In cases where vintage details were long ago erased from Brooklyn row houses, thoroughly modern overhauls can make a great deal of sense. That was the case in this gut reno, where architect Ula Bochinska of Gowanus-based Bostudio Architecture took a rundown three-story house down to the studs and redesigned it inside and out.
Collaborating on the schematic layout with Canada-based architect Witek Wisniewski, like Bochinska a native of Poland and a graduate of Warsaw’s University of Technology architecture program, they laid out a duplex residence for a family with three young kids on the house’s main floor and the floor above. The lower level is set up as a separate apartment (presently used by the homeowners as guest accommodations, a home office and playroom).
From the original structure, which had been thoroughly stripped sometime in the mid-20th century, they were able to salvage just the stair railing and a skylight with colored glass. “Everything else is new,” said Bochinska, a New York State-licensed architect who came to the U.S. in 2002 and set up her business in 2010.

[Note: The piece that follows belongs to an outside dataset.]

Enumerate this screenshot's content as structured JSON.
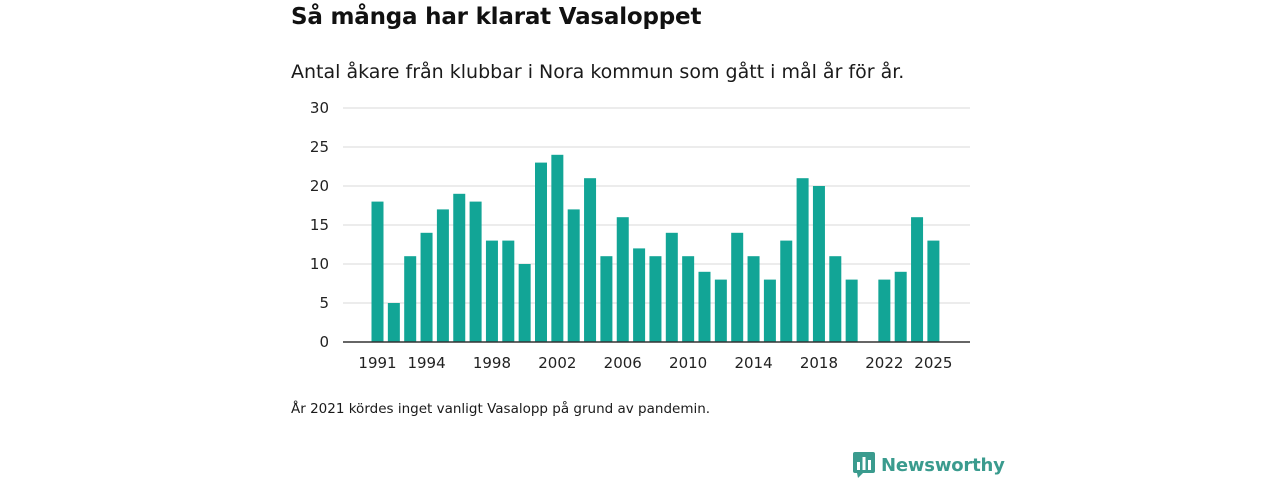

The cost-conscious design is unabashedly modern, inside and out, with gray fiber cement board cladding on the front and rear facades and interiors warmed by oak doors, floors and wood-trimmed casement windows.
The sleek streamlined kitchen has a bit of an industrial feel, with exposed brick and ductwork. IKEA supplied most of the cabinetry in the kitchen and master bath, configured in ways Bochinska thinks “could pass for custom.”
Bostudio approaches architectural design with the hope that the spaces they create will last for many years, if not generations. “We use a neutral palette of grays and whites, natural stone and wood, so the design is not going to date quickly,” Bochinska said. “And whenever we can, we keep old portions of the house to remind people of its history.”
The staircase was rebuilt with white oak treads and risers, but the newels, railings and balusters were salvaged. The white oak flooring was extended up to clad the front of the U-shaped kitchen island.
Exposed brick and a length of aluminum ductwork make for a more varied and interesting materials palette in the kitchen. The cabinetry, farmhouse sink and pendant lights above the counter came from IKEA.
Remnants of the century-old house remain in the turned stair rail and the colored-glass skylight.
Simple materials well-used in the master bath include an IKEA vanity and cabinet and classic white hex tiles on the floor.
A straightforward stair from the lower level emerges in a bulkhead in the rear yard. The skylight brings extra light to the downstairs space.
A bit of excavation enabled the creation of a high-ceilinged room in an extension at the rear of the lower level.